Wax = parameters["Wax"]
Waa = parameters["Waa"]
Wya = parameters["Wya"]
ba = parameters["ba"]
by = parameters["by"]
### START CODE HERE ### (≈2 lines)
# compute next activation state using the formula given above
a_next = np.tanh( np.dot(Waa, a_prev) + np.dot(Wax, xt) + ba )
# compute output of the current cell using the formula given above
yt_pred = softmax( np.dot(Wya, a_next) + by )
### END CODE HERE ###
# store values you need for backward propagation in cache
cache = (a_next, a_prev, xt, parameters)
return a_next, yt_pred, cache
# GRADED FUNCTION: rnn_forward
def rnn_forward(x, a0, parameters):
"""
Implement the forward propagation of the recurrent neural network described in Figure (3).
Arguments:
x -- Input data for every time-step, of shape (n_x, m, T_x).
a0 -- Initial hidden state, of shape (n_a, m)

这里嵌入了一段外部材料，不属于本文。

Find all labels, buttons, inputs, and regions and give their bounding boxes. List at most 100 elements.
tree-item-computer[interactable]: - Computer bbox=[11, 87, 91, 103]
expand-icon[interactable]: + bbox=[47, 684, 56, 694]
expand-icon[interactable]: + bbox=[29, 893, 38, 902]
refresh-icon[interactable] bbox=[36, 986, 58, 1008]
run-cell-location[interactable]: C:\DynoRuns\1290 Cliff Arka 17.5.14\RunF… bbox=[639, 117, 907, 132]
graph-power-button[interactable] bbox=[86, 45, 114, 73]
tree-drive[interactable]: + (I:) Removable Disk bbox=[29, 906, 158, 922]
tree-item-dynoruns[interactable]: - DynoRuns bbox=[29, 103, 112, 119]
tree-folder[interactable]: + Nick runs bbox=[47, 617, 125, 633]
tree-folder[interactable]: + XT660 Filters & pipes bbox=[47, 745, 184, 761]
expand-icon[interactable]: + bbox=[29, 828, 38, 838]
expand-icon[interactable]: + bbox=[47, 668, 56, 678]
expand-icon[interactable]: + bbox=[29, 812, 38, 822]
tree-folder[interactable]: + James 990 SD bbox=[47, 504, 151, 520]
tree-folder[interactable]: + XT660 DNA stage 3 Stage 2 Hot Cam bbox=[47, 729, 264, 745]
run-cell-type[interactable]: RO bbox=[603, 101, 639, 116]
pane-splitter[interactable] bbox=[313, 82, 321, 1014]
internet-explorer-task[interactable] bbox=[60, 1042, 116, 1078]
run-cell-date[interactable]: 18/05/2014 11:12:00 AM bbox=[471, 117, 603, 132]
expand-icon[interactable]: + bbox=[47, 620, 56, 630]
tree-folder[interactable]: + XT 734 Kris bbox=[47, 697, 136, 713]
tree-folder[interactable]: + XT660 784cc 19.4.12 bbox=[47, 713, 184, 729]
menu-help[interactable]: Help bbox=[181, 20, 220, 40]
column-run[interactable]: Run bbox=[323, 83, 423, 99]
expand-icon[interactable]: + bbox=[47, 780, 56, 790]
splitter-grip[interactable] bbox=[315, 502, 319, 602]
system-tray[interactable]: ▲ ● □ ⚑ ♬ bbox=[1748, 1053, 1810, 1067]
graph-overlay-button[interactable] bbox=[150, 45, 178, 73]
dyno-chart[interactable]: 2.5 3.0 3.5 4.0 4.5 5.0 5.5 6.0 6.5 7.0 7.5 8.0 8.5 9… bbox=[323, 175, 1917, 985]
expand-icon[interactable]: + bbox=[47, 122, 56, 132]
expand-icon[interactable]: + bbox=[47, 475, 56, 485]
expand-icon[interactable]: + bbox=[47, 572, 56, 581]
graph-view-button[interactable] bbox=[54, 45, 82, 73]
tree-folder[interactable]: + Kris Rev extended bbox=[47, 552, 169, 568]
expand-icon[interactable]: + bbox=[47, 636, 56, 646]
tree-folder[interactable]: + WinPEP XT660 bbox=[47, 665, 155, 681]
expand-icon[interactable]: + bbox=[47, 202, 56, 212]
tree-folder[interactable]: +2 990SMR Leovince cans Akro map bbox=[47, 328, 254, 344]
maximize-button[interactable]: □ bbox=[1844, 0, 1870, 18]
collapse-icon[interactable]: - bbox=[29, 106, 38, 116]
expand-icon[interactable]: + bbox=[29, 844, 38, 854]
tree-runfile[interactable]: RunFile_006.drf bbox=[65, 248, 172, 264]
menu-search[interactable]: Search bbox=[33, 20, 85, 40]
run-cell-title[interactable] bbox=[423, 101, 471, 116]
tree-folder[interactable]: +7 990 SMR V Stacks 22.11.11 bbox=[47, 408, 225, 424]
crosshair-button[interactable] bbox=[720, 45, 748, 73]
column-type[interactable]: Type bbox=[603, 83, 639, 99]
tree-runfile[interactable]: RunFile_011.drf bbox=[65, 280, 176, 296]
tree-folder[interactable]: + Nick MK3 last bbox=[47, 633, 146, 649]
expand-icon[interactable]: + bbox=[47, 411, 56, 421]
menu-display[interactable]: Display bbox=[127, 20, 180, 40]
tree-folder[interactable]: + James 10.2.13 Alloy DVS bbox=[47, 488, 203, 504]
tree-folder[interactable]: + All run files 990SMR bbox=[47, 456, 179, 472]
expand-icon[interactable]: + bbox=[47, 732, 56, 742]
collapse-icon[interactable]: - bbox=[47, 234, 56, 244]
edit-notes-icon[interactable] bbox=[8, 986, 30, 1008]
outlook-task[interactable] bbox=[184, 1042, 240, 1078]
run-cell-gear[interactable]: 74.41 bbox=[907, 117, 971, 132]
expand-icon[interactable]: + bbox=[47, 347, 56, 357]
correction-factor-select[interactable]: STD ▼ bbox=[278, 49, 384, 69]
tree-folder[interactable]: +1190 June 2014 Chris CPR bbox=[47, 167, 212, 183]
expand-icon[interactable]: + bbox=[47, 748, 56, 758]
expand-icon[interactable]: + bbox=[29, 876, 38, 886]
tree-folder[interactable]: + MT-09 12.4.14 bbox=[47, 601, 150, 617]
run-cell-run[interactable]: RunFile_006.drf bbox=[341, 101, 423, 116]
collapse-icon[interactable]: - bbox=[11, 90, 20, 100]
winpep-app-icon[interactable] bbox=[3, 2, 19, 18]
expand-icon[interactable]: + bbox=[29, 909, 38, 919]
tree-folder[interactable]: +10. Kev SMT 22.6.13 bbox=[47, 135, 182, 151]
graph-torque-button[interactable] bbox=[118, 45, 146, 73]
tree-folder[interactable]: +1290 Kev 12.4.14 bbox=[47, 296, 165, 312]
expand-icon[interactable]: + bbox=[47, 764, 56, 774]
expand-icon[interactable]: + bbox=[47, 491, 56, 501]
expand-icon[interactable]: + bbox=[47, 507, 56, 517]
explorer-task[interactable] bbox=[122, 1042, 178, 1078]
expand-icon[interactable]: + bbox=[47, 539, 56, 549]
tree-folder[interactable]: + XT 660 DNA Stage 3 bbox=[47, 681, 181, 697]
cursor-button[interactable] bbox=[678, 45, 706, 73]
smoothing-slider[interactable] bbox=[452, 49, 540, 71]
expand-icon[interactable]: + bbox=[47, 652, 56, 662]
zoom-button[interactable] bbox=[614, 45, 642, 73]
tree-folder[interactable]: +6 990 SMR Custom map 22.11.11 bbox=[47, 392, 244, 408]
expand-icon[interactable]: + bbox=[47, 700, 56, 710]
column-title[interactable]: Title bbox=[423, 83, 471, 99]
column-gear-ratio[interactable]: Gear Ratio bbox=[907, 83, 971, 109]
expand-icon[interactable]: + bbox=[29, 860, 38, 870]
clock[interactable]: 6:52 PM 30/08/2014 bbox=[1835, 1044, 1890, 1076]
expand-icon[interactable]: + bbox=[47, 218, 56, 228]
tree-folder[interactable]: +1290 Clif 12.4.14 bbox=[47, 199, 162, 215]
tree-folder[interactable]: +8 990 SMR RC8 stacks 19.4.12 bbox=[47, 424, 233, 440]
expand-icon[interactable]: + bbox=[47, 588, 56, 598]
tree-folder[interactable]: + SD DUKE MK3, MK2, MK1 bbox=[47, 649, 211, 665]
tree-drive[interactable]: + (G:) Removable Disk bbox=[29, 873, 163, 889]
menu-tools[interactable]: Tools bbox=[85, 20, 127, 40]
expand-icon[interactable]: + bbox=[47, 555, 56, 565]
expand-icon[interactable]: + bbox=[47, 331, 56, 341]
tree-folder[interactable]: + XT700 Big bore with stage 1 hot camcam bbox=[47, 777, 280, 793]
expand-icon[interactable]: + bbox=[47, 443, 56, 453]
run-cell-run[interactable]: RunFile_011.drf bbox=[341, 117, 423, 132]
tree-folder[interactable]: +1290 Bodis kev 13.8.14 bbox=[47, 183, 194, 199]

parameters -- python dictionary containing:
Waa -- Weight matrix multiplying the hidden state, numpy array of shape (n_a, n_a)
Wax -- Weight matrix multiplying the input, numpy array of shape (n_a, n_x)
Wya -- Weight matrix relating the hidden-state to the output, numpy array of shape (n_y, n_a)
ba -- Bias numpy array of shape (n_a, 1)
by -- Bias relating the hidden-state to the output, numpy array of shape (n_y, 1)
Returns:
a -- Hidden states for every time-step, numpy array of shape (n_a, m, T_x)
y_pred -- Predictions for every time-step, numpy array of shape (n_y, m, T_x)
caches -- tuple of values needed for the backward pass, contains (list of caches, x)
"""
# Initialize "caches" which will contain the list of all caches
caches = []
# Retrieve dimensions from shapes of x and Wy
n_x, m, T_x = x.shape # n_x:每个样本每个时刻的向量长度; m:样本个数; T_x:时间维度
n_y, n_a = parameters["Wya"].shape # 参数是共享的,所以Wya只有两个维度
### START CODE HERE ###
# initialize "a" and "y" with zeros (≈2 lines)
a = np.zeros((n_a, m, T_x))
y_pred = np.zeros((n_y, m, T_x))
# Initialize a_next (≈1 line)
a_next = a0
# loop over all time-steps
for t in range(T_x):
# Update next hidden state, compute the prediction, get the cache (≈1 line)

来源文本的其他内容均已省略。